FUNCTIONAL magnetic resonance imaging (FMRI) scans and cognitive tests can predict treatment response in patients with major depression, according to the findings of a study from the University of Illinois at Chicago (UIC), Illinois, USA and the University of Michigan, Michigan, USA.
The findings could allow clinicians to determine whether a patient would be responsive to an anti-depressant therapy prior to them beginning a lengthy course of medication. This would also allow patients to recover faster by avoiding ineffective therapy and reduce the costs of unnecessary treatments for healthcare providers.

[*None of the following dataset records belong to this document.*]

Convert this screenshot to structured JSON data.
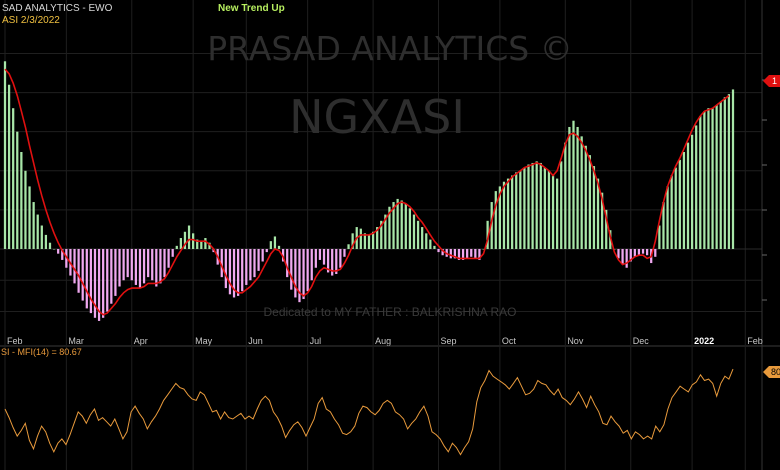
{
  "header": {
    "title": "SAD ANALYTICS - EWO",
    "symbol_date": "ASI  2/3/2022",
    "signal": "New Trend Up"
  },
  "watermark": {
    "line1": "PRASAD ANALYTICS ©",
    "line2": "NGXASI",
    "dedication": "Dedicated to MY FATHER : BALKRISHNA RAO"
  },
  "indicator": {
    "label": "SI - MFI(14) = 80.67",
    "last_tag": "80"
  },
  "price_tag": "1",
  "colors": {
    "background": "#000000",
    "grid": "#1f1f1f",
    "bar_positive": "#a8e6a8",
    "bar_negative": "#f0a8f0",
    "signal_line": "#e01010",
    "mfi_line": "#e89a3c",
    "tick_text": "#c8c8c8",
    "year_tick": "#ffffff",
    "signal_text": "#b8f060",
    "tag_red": "#e01010",
    "tag_orange": "#e89a3c"
  },
  "chart_data": [
    {
      "type": "bar",
      "series": [
        {
          "name": "EWO",
          "values": [
            1.2,
            1.05,
            0.9,
            0.75,
            0.62,
            0.5,
            0.4,
            0.3,
            0.22,
            0.15,
            0.09,
            0.04,
            0.0,
            -0.03,
            -0.07,
            -0.12,
            -0.17,
            -0.22,
            -0.28,
            -0.33,
            -0.38,
            -0.41,
            -0.44,
            -0.46,
            -0.44,
            -0.4,
            -0.35,
            -0.3,
            -0.24,
            -0.2,
            -0.18,
            -0.2,
            -0.23,
            -0.25,
            -0.22,
            -0.18,
            -0.2,
            -0.24,
            -0.22,
            -0.18,
            -0.12,
            -0.05,
            0.02,
            0.07,
            0.11,
            0.15,
            0.1,
            0.06,
            0.05,
            0.07,
            0.04,
            -0.02,
            -0.1,
            -0.18,
            -0.25,
            -0.29,
            -0.31,
            -0.3,
            -0.27,
            -0.23,
            -0.2,
            -0.18,
            -0.14,
            -0.08,
            -0.02,
            0.05,
            0.08,
            0.02,
            -0.08,
            -0.18,
            -0.26,
            -0.31,
            -0.34,
            -0.32,
            -0.27,
            -0.2,
            -0.12,
            -0.07,
            -0.1,
            -0.15,
            -0.17,
            -0.16,
            -0.12,
            -0.05,
            0.03,
            0.1,
            0.14,
            0.13,
            0.1,
            0.09,
            0.11,
            0.14,
            0.18,
            0.22,
            0.27,
            0.3,
            0.32,
            0.31,
            0.29,
            0.26,
            0.22,
            0.18,
            0.14,
            0.1,
            0.06,
            0.02,
            -0.02,
            -0.04,
            -0.05,
            -0.06,
            -0.06,
            -0.07,
            -0.07,
            -0.06,
            -0.05,
            -0.06,
            -0.07,
            0.0,
            0.18,
            0.3,
            0.37,
            0.4,
            0.43,
            0.45,
            0.47,
            0.49,
            0.5,
            0.52,
            0.54,
            0.55,
            0.56,
            0.55,
            0.52,
            0.5,
            0.47,
            0.45,
            0.56,
            0.68,
            0.78,
            0.82,
            0.78,
            0.72,
            0.66,
            0.6,
            0.53,
            0.45,
            0.36,
            0.25,
            0.12,
            0.0,
            -0.06,
            -0.1,
            -0.12,
            -0.08,
            -0.05,
            -0.04,
            -0.03,
            -0.04,
            -0.09,
            -0.05,
            0.15,
            0.3,
            0.4,
            0.47,
            0.52,
            0.57,
            0.62,
            0.68,
            0.73,
            0.79,
            0.85,
            0.88,
            0.9,
            0.9,
            0.92,
            0.94,
            0.97,
            0.99,
            1.02
          ],
          "color": "#a8e6a8",
          "negative_color": "#f0a8f0"
        },
        {
          "name": "Signal",
          "type": "line",
          "values": [
            1.15,
            1.12,
            1.06,
            0.98,
            0.88,
            0.78,
            0.66,
            0.55,
            0.44,
            0.34,
            0.25,
            0.17,
            0.1,
            0.04,
            -0.01,
            -0.05,
            -0.09,
            -0.13,
            -0.17,
            -0.22,
            -0.27,
            -0.32,
            -0.36,
            -0.4,
            -0.42,
            -0.41,
            -0.38,
            -0.35,
            -0.31,
            -0.28,
            -0.26,
            -0.25,
            -0.25,
            -0.25,
            -0.24,
            -0.22,
            -0.22,
            -0.22,
            -0.21,
            -0.19,
            -0.15,
            -0.1,
            -0.05,
            -0.01,
            0.03,
            0.06,
            0.06,
            0.05,
            0.05,
            0.05,
            0.03,
            0.0,
            -0.05,
            -0.11,
            -0.17,
            -0.22,
            -0.26,
            -0.28,
            -0.28,
            -0.26,
            -0.24,
            -0.21,
            -0.18,
            -0.13,
            -0.08,
            -0.03,
            0.0,
            -0.01,
            -0.05,
            -0.12,
            -0.18,
            -0.24,
            -0.28,
            -0.3,
            -0.28,
            -0.24,
            -0.18,
            -0.14,
            -0.12,
            -0.13,
            -0.14,
            -0.14,
            -0.13,
            -0.09,
            -0.04,
            0.02,
            0.07,
            0.09,
            0.09,
            0.09,
            0.1,
            0.12,
            0.15,
            0.19,
            0.23,
            0.26,
            0.29,
            0.3,
            0.29,
            0.27,
            0.24,
            0.2,
            0.17,
            0.13,
            0.09,
            0.05,
            0.02,
            -0.01,
            -0.03,
            -0.04,
            -0.05,
            -0.06,
            -0.06,
            -0.06,
            -0.06,
            -0.06,
            -0.06,
            -0.03,
            0.06,
            0.18,
            0.28,
            0.35,
            0.4,
            0.43,
            0.46,
            0.48,
            0.5,
            0.52,
            0.53,
            0.54,
            0.55,
            0.54,
            0.52,
            0.5,
            0.47,
            0.5,
            0.58,
            0.67,
            0.73,
            0.74,
            0.72,
            0.68,
            0.63,
            0.57,
            0.5,
            0.42,
            0.32,
            0.2,
            0.08,
            -0.02,
            -0.07,
            -0.1,
            -0.09,
            -0.07,
            -0.05,
            -0.04,
            -0.04,
            -0.06,
            -0.05,
            0.05,
            0.18,
            0.3,
            0.4,
            0.47,
            0.53,
            0.58,
            0.64,
            0.7,
            0.76,
            0.81,
            0.85,
            0.88,
            0.89,
            0.9,
            0.92,
            0.94,
            0.96,
            0.98
          ],
          "color": "#e01010"
        }
      ],
      "x_tick_labels": [
        "Feb",
        "Mar",
        "Apr",
        "May",
        "Jun",
        "Jul",
        "Aug",
        "Sep",
        "Oct",
        "Nov",
        "Dec",
        "2022",
        "Feb"
      ],
      "x_tick_index": [
        0,
        15,
        31,
        46,
        59,
        74,
        90,
        106,
        121,
        137,
        153,
        168,
        181
      ],
      "ylim": [
        -0.55,
        1.4
      ],
      "title": "SAD ANALYTICS - EWO",
      "grid": true
    },
    {
      "type": "line",
      "series": [
        {
          "name": "MFI(14)",
          "values": [
            52,
            46,
            39,
            33,
            37,
            42,
            30,
            24,
            33,
            40,
            36,
            28,
            22,
            28,
            31,
            27,
            34,
            42,
            50,
            47,
            42,
            48,
            52,
            44,
            46,
            43,
            40,
            45,
            38,
            31,
            36,
            50,
            54,
            49,
            45,
            38,
            43,
            47,
            52,
            58,
            62,
            66,
            70,
            67,
            66,
            62,
            59,
            58,
            64,
            62,
            56,
            50,
            51,
            45,
            50,
            46,
            45,
            47,
            49,
            45,
            47,
            45,
            52,
            58,
            61,
            58,
            50,
            46,
            40,
            32,
            37,
            41,
            43,
            39,
            33,
            39,
            45,
            56,
            60,
            52,
            50,
            45,
            41,
            35,
            34,
            36,
            40,
            49,
            54,
            53,
            50,
            48,
            51,
            56,
            58,
            56,
            50,
            48,
            45,
            38,
            42,
            45,
            50,
            54,
            47,
            36,
            34,
            31,
            26,
            22,
            28,
            25,
            20,
            25,
            29,
            38,
            57,
            67,
            72,
            79,
            75,
            73,
            71,
            69,
            66,
            70,
            74,
            68,
            62,
            63,
            66,
            72,
            70,
            69,
            65,
            62,
            66,
            60,
            58,
            55,
            59,
            64,
            59,
            53,
            61,
            55,
            50,
            42,
            41,
            47,
            43,
            40,
            35,
            37,
            31,
            36,
            34,
            31,
            33,
            31,
            40,
            36,
            41,
            52,
            60,
            64,
            68,
            66,
            64,
            69,
            71,
            76,
            72,
            73,
            70,
            61,
            70,
            75,
            73,
            80
          ],
          "color": "#e89a3c"
        }
      ],
      "ylim": [
        12,
        92
      ],
      "title": "SI - MFI(14) = 80.67",
      "grid": true
    }
  ]
}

In the study, researchers found that a high activity in two particular networks of the brain when patients made mistakes during a cognitive test was a predictor of being less likely to respond to medication. The two networks were the error detection network, which becomes active when someone becomes aware of making a mistake, and the interference processing network, which activates when deciding what information to focus on. “We believe that increased crosstalk within these networks may reflect a propensity to ruminate on negative occurrences, such as a mistake, or a deficit in emotional regulation when faced with a mistake, and our medications may be less effective in helping these types of patients,” said Natania Crane, UIC, first author of the study.
Crane and the team carried out fMRI scans on 36 adult patients with major depressive disorder as they completed a task requiring them to watch letters flash across a screen. The participants were asked to press a button each time they saw a letter but not to press the button a second time if the letter was repeated. Each patient also received either escitalopram or duloxetine anti-depressants for the course of the study. Patients were followed-up after 10 weeks to determine whether the medication had relieved their symptoms.
The team found that patients whose brain activity was higher in the two networks were less likely to experience a reduction in symptoms and this was in line with their own predictions. “Using our model, we were able to predict with a very high degree of accuracy, in fact 90%, which patients would respond well to anti-depressant treatment, and which would not,” said Prof Scott Langenecker, UIC, corresponding author of the paper. “This is an important step towards individualised medicine for depression treatment. Using cognitive tests and fMRI, we can identify who will respond best to anti-depressant therapy and who may need other effective therapies that work through different mechanisms, like psychotherapy.”